The concept of transparency has contributed to create convergences between open science and other open movements in different areas such as open data or open government. In 2015, the OECD describe transparency as a common "rationale for open science and open data".
History
Discourse and practices of research transparency (before 1945)
Transparency has been a fundamental criterion of experimental research for centuries. Successful replications have become an integral part of the institutional discourse of natural sciences in the 17th century. An early scientific society of Florence the Accademia del Cimento adopted in 1657 the motto provando e riprovando as a call for "repeated performances of experimental trials" A key member of the Accademia, the naturalist Francesco Redi described extensively of the forms and benefits of procedural experimentation, that made it possible to check for random effects, the soundness of the experiment design, or causal relationships through repeated trials Replication and the open documentation of scientific experiments has become a key component of the diffusion of scientific knowledge in society: once they attained a satisfying rate of success, experiments could be performed in a variety of social spaces such as courts, marketplaces or learned salon.Although transparency has been early on acknowledged as a key component of science, it was not defined consistently. Most concept associated today with research transparency have arisen as terms of the art with no clear and widespread definitions. The concept of reproducibility appeared in an article on the "Methods of illuminations" first published in 1902: one of the methods examined was deemed limited regarding "reproducibility and constancy" In 2019, the National Academies underlined that the distinction between reproduction, repetition and replication has remained largely unclear and unharmonized across disciplines: "What one group means by one word, the other group means by the other word. These terms — and others, such as repeatability — have long been used in relation to the general concept of one experiment or study confirming the results of another."

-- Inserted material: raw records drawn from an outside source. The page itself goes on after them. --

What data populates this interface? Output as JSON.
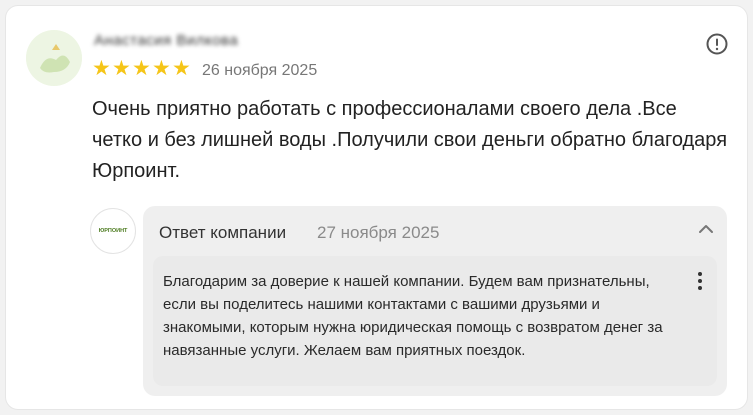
{
  "review": {
    "author_name": "Анастасия Вилкова",
    "rating": 5,
    "stars": [
      "★",
      "★",
      "★",
      "★",
      "★"
    ],
    "date": "26 ноября 2025",
    "text": "Очень приятно работать с профессионалами своего дела .Все четко и без лишней воды .Получили свои деньги обратно благодаря Юрпоинт.",
    "report_icon": "alert-circle-icon"
  },
  "company_reply": {
    "logo_text": "ЮРПОИНТ",
    "title": "Ответ компании",
    "date": "27 ноября 2025",
    "collapse_icon": "chevron-up-icon",
    "more_icon": "more-vertical-icon",
    "text": "Благодарим за доверие к нашей компании. Будем вам признательны, если вы поделитесь нашими контактами с вашими друзьями и знакомыми, которым нужна юридическая помощь с возвратом денег за навязанные услуги. Желаем вам приятных поездок."
  },
  "colors": {
    "star": "#f5c518",
    "reply_background": "#efefef",
    "brand_green": "#4b7a1e"
  }
}
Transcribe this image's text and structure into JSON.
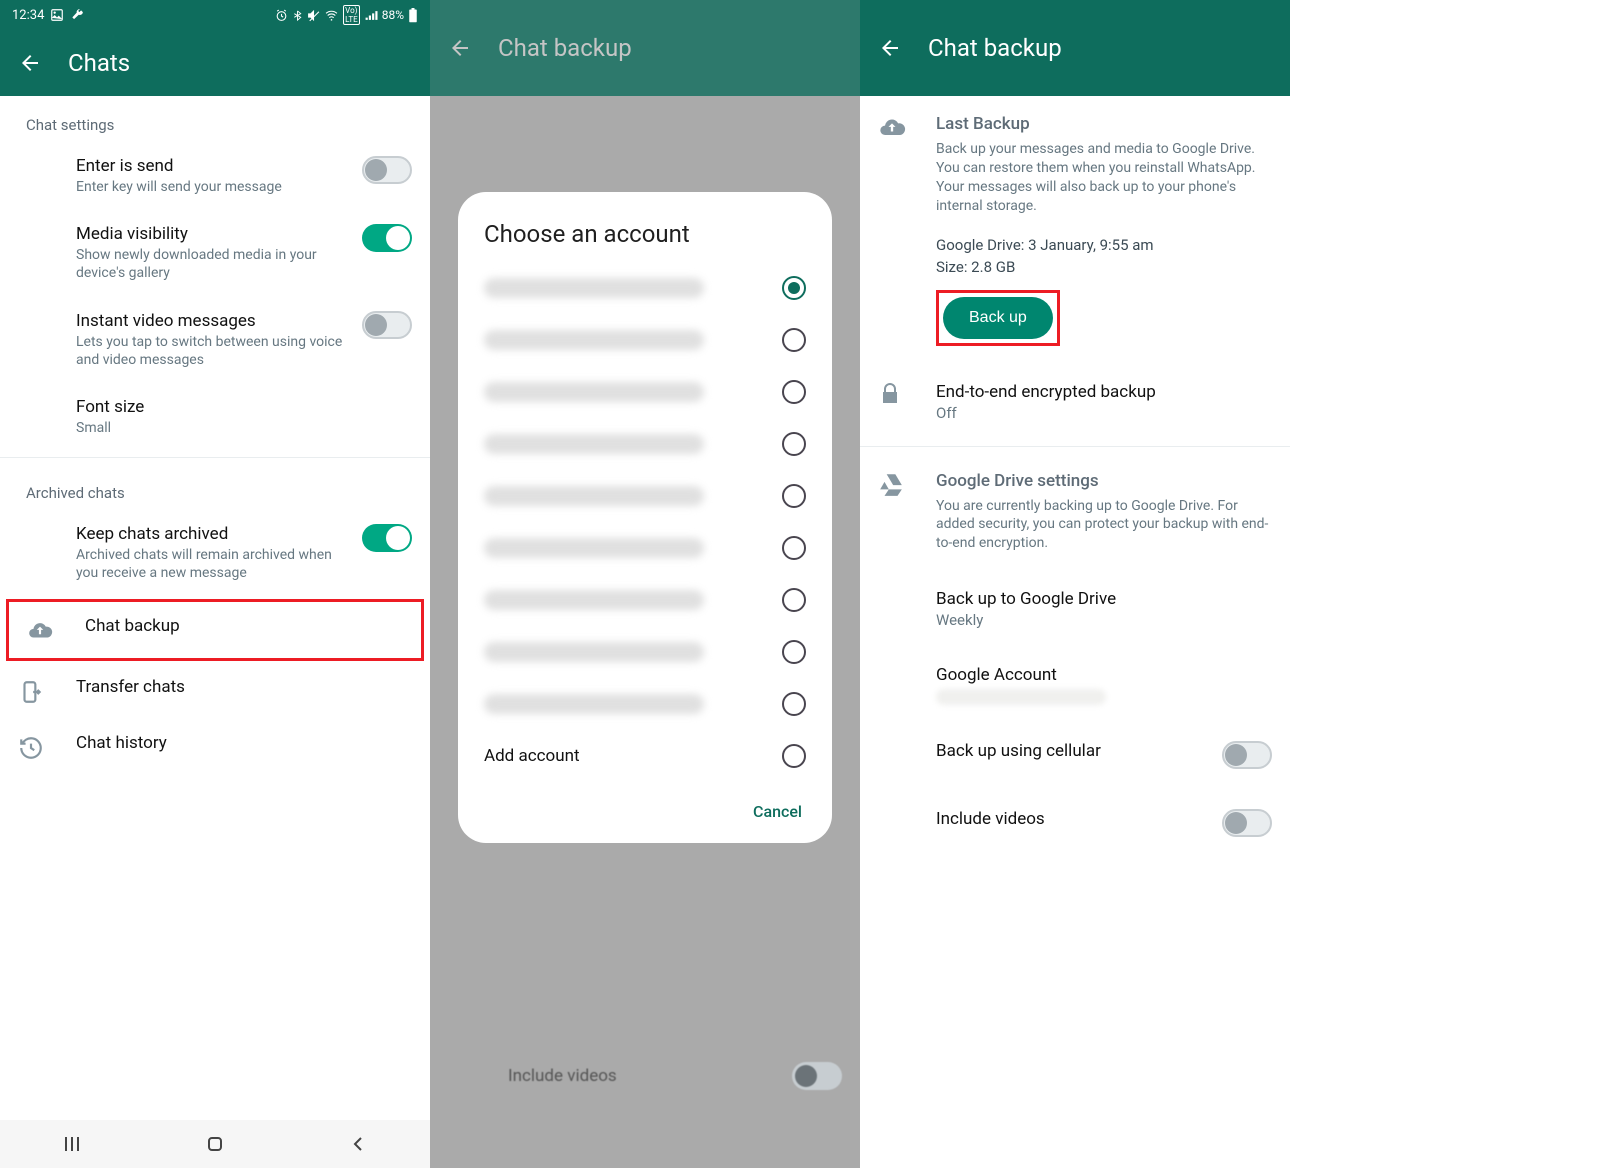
{
  "statusbar": {
    "time": "12:34",
    "battery": "88%"
  },
  "pane1": {
    "title": "Chats",
    "section1": "Chat settings",
    "enter_send": {
      "title": "Enter is send",
      "sub": "Enter key will send your message"
    },
    "media_vis": {
      "title": "Media visibility",
      "sub": "Show newly downloaded media in your device's gallery"
    },
    "instant_vid": {
      "title": "Instant video messages",
      "sub": "Lets you tap to switch between using voice and video messages"
    },
    "font_size": {
      "title": "Font size",
      "sub": "Small"
    },
    "section2": "Archived chats",
    "keep_archived": {
      "title": "Keep chats archived",
      "sub": "Archived chats will remain archived when you receive a new message"
    },
    "chat_backup": {
      "title": "Chat backup"
    },
    "transfer": {
      "title": "Transfer chats"
    },
    "history": {
      "title": "Chat history"
    }
  },
  "pane2": {
    "title": "Chat backup",
    "dialog_title": "Choose an account",
    "add_account": "Add account",
    "cancel": "Cancel",
    "bg_include_videos": "Include videos"
  },
  "pane3": {
    "title": "Chat backup",
    "last_backup": {
      "heading": "Last Backup",
      "desc": "Back up your messages and media to Google Drive. You can restore them when you reinstall WhatsApp. Your messages will also back up to your phone's internal storage.",
      "gdrive_line": "Google Drive: 3 January, 9:55 am",
      "size_line": "Size: 2.8 GB",
      "button": "Back up"
    },
    "e2e": {
      "title": "End-to-end encrypted backup",
      "sub": "Off"
    },
    "gdrive": {
      "heading": "Google Drive settings",
      "desc": "You are currently backing up to Google Drive. For added security, you can protect your backup with end-to-end encryption.",
      "frequency": {
        "title": "Back up to Google Drive",
        "sub": "Weekly"
      },
      "account": {
        "title": "Google Account"
      },
      "cellular": {
        "title": "Back up using cellular"
      },
      "videos": {
        "title": "Include videos"
      }
    }
  }
}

Beyond this lack of formalization, there was a significant drift between the institutional and disciplinary discourse on research transparency and the reality of research work, that has persisted till the 21st century. Due to the high cost of the apparatus and the lack of incentives, most experiences were not reproduced by contemporary researchers: even a committed proponent of experimentalism like Robert Doyle had to devolve to a form of virtual experimentalism, by describing in detail a research design that has only been run once For Friedrich Steinle, the gap between the postulated virtue of transparency and the material conditions of science has never been solved: "The rare cases in which replication actually is attempted are those that either are central for theory development or promise broad attention due to major economical perspectives. Despite the formal ideal of replicability, we do not live in a culture of replication."